Here we will only look at the **projections / similarities** between a document and the archetypes. 

In [None]:
archetypes = wda.archetypes(typ='concepts',n_archs=6)

In [None]:
archetypes.f

In [None]:
## Select the subset of features in corpus that cover the test vector.
in_common     = list(set(test_vec.index).intersection(set(archetypes.fn.columns)))
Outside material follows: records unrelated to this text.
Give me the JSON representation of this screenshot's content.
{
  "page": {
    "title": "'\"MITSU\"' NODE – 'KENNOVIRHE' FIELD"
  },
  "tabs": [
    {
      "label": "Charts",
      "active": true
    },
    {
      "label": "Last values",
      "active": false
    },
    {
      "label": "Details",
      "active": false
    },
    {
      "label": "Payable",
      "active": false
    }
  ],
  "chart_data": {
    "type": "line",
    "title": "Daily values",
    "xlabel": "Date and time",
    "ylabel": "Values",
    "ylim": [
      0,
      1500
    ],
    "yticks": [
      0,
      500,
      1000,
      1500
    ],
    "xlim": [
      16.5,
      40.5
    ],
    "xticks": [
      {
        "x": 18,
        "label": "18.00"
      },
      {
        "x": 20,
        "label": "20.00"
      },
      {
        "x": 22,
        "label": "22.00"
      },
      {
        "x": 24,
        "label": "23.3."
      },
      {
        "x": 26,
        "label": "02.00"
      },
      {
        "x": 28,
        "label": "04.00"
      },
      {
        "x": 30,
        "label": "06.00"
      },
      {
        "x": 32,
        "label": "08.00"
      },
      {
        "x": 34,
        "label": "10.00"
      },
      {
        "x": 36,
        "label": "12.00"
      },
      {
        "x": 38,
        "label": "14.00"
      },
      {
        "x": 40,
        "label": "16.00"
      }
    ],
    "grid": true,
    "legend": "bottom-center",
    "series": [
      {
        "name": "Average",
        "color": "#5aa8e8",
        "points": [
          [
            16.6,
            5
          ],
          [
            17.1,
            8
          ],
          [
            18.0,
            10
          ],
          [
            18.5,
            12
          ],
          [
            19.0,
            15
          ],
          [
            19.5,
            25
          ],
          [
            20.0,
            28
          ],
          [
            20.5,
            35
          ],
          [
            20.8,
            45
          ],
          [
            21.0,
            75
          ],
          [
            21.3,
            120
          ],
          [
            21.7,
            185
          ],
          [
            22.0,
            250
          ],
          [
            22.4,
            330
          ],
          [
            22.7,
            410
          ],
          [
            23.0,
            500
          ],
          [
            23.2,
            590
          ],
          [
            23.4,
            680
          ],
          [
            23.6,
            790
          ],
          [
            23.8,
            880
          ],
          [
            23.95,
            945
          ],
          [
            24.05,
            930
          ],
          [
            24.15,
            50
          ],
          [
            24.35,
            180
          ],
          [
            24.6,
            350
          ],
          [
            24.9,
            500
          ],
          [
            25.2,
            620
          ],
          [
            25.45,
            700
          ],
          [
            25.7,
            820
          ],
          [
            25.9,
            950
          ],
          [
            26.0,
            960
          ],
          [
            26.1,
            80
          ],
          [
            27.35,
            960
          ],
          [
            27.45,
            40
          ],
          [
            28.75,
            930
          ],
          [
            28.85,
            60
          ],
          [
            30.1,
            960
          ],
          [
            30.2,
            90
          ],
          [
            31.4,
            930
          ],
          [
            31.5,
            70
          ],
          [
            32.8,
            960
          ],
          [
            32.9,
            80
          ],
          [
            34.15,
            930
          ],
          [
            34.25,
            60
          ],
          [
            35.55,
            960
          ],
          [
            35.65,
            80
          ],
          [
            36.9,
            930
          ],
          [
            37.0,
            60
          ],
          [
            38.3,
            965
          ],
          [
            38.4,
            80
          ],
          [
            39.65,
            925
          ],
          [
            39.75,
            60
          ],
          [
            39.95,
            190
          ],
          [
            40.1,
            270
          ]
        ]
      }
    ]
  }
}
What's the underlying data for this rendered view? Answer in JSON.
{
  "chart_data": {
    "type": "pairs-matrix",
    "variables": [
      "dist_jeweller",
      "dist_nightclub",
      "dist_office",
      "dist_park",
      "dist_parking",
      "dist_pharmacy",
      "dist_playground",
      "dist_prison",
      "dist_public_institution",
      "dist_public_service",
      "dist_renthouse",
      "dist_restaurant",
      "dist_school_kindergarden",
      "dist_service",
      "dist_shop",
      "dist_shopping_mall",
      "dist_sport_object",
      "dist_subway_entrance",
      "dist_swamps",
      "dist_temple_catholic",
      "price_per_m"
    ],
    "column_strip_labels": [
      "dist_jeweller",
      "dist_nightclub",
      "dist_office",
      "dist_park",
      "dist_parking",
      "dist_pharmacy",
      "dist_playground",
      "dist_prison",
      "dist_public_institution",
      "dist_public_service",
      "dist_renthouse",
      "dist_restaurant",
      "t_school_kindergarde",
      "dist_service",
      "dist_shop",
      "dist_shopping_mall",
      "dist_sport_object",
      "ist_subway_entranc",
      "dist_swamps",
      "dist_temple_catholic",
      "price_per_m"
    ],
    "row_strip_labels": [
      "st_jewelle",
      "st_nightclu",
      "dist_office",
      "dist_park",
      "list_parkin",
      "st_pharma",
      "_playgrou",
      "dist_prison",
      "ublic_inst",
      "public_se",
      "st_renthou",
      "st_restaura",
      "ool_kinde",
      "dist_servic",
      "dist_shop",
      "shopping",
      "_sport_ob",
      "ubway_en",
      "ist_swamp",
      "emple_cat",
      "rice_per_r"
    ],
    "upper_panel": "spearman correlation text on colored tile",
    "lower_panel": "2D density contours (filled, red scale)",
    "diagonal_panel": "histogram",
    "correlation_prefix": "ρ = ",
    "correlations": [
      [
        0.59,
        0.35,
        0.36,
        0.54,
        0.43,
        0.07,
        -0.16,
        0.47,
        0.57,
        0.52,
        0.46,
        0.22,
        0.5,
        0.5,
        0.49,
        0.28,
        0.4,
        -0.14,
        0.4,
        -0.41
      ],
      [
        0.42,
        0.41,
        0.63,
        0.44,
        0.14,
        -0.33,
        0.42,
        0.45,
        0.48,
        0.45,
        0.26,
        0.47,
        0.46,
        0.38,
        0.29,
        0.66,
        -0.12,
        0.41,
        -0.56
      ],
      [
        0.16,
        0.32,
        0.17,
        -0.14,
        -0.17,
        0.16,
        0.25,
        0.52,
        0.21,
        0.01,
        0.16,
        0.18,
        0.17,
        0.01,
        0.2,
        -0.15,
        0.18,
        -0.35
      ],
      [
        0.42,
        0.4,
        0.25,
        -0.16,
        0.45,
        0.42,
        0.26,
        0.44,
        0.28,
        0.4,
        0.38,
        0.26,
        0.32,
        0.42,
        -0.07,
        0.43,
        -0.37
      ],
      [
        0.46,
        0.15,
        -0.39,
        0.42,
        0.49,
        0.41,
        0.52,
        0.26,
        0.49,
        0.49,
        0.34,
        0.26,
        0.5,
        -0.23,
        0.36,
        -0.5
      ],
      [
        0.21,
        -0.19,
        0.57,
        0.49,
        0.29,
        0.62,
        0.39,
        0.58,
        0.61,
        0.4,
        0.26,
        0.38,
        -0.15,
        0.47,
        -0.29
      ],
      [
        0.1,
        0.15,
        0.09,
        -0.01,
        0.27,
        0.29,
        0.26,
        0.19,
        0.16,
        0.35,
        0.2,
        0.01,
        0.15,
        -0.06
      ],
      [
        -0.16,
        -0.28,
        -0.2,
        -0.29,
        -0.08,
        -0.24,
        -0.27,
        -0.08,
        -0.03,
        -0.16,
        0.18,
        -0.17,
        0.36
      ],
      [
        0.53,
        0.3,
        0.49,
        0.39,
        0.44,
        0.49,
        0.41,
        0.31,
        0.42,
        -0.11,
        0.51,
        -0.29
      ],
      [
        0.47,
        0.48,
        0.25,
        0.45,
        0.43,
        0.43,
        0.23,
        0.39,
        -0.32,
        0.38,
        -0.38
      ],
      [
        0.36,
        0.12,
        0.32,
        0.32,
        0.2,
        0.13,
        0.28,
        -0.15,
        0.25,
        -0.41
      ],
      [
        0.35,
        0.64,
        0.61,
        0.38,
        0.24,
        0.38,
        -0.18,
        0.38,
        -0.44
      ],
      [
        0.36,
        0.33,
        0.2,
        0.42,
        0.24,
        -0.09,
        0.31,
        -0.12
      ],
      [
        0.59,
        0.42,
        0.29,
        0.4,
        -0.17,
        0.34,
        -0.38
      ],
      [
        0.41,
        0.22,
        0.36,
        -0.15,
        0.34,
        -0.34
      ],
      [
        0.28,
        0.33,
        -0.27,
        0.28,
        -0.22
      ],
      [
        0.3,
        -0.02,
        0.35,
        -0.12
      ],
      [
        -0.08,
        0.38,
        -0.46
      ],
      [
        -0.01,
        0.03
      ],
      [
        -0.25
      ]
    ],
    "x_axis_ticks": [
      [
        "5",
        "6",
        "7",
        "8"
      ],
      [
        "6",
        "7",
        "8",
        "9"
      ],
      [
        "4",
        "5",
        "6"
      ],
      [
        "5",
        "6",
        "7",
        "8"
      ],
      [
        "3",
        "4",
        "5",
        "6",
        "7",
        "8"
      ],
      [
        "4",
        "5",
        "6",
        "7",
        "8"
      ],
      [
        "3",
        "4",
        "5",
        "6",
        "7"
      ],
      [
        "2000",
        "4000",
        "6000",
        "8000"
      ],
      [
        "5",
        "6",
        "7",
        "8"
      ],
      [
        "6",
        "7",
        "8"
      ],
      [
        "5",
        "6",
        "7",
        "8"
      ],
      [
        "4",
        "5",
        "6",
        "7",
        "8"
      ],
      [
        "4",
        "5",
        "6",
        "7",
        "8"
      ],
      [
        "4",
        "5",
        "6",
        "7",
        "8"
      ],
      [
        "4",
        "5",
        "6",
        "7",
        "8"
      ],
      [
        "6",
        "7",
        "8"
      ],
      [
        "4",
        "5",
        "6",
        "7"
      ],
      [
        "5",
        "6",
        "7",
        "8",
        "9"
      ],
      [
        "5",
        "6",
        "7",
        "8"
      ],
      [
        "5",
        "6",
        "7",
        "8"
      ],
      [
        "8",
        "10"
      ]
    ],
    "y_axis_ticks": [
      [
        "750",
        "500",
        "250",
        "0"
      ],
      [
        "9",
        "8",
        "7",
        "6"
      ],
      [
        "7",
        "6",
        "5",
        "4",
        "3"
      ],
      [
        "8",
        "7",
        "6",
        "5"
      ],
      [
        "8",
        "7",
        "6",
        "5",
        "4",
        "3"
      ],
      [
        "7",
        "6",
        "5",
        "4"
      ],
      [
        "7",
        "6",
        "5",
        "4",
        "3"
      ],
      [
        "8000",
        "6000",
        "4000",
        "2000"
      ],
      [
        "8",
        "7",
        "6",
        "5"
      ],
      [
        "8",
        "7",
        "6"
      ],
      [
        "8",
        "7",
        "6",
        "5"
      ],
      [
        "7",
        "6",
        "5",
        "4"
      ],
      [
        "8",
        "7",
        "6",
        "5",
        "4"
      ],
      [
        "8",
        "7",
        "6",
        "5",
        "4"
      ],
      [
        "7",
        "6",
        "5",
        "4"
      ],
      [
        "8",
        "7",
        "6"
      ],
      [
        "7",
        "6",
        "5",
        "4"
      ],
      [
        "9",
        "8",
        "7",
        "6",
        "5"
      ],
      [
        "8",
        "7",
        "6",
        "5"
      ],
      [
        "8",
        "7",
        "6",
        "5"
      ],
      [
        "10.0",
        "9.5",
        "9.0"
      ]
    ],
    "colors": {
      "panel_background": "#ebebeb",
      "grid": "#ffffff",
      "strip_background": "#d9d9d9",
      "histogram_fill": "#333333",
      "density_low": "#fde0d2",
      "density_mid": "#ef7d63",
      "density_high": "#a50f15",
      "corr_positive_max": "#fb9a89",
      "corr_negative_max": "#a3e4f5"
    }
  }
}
## Check if the test vector contains new features that are not in corpus
beyond_corpus = list(set(test_vec.index) - set(archetypes.fn.columns))

## Display
in_common, beyond_corpus

In [None]:
# Measure the similarities between the test vector and the archetypes
show_archetype.plot_similarity(((archetypes.fn[in_common] @ test_vec.loc[in_common]) * 100).applymap(int), 
                               'MY DOC match with ALL Archetypes-features (%)')

In [None]:
import numpy as np
scale_segment = np.sqrt(archetypes.fn.shape[1]/len(test_vec))
show_archetype.plot_similarity(((archetypes.fn[in_common]* scale_segment @ test_vec.loc[in_common]) * 100).applymap(int), 
                               'Archetypes match with MY DOC-feature subset (%)')

In [None]:
from matplotlib import pyplot as plt
import seaborn as sns
sns.set(font_scale = 2)
compare = archetypes.fn[in_common].T
# mx = np.sqrt(archetypes.fn.shape[1]/len(test_vec))
mx = 1
compare = compare * mx
compare['MY DOC'] = test_vec.loc[in_common].apply(find_archetype.scale)
compare = compare.sort_values(by='MY DOC', ascending = False)[['MY DOC']+list(compare.columns)[:-1]]
plt.figure(figsize = (6,6))
sns.heatmap((compare*100).applymap(np.sqrt),linewidths = 1,cbar=False)
plt.xlabel('Archetypes')
plt.title('Match with Archetypes')

In [None]:
import pandas as pd
test_vec_expanded = pd.DataFrame(test_vec, index = archetypes.f.columns).apply(find_archetype.scale).fillna(-0.1)
test_vec_expanded.min()

In [None]:
test_vec_expanded = pd.DataFrame(test_vec, index = archetypes.f.columns).apply(find_archetype.scale).fillna(0)

sns.set(font_scale = 1.5)
compare = archetypes.f.T.apply(find_archetype.scale)
compare['MY DOC'] = test_vec_expanded.apply(find_archetype.scale)
for ix in archetypes.f.index:
    cmp = compare.sort_values(by=ix,ascending=False)[[ix,'MY DOC']]
    cmp = cmp[cmp[ix] >0.1]
    plt.figure(figsize = (2,6))
    sns.heatmap(cmp.applymap(np.sqrt),linewidth = 1)
    plt.show()

# Dimensionality: How diverse is the corpus?

In [None]:
## DIMENSIONALITY OF THE CORPUS
# Establish with Singular Value Decomposition (principal component analysis) :

types = ['keywords','concepts','entities']
svde  = {}
volume = {}
volume_distribution = {}

for typ in types:
    svde[typ]     = find_archetype.Svd(wda.X_matrix(typ))
    volume[typ] = svde[typ].s.sum()
    volume_distribution[typ] = svde[typ].s.cumsum()/volume[typ]
    plt.plot(volume_distribution[typ],label = typ)
plt.title('DIMENSIONALITY OF WATSON DICTATION DATA ANALYSIS OUTPUT')
plt.xlabel('Dimensions / max = number of dictations in corpus')
plt.ylabel('Volume')
plt.legend()
plt.grid()
plt.show()


## CONCLUSIONS: 
## DICTATION WORD/ENTITY/CONCEPTUAL CONTENT IS DIVERSE AND SPREAD OVER MANY DIMENSIONS
## ACCESS TO A LARGER CORPUS SHOULD BE VERY HELPFUL!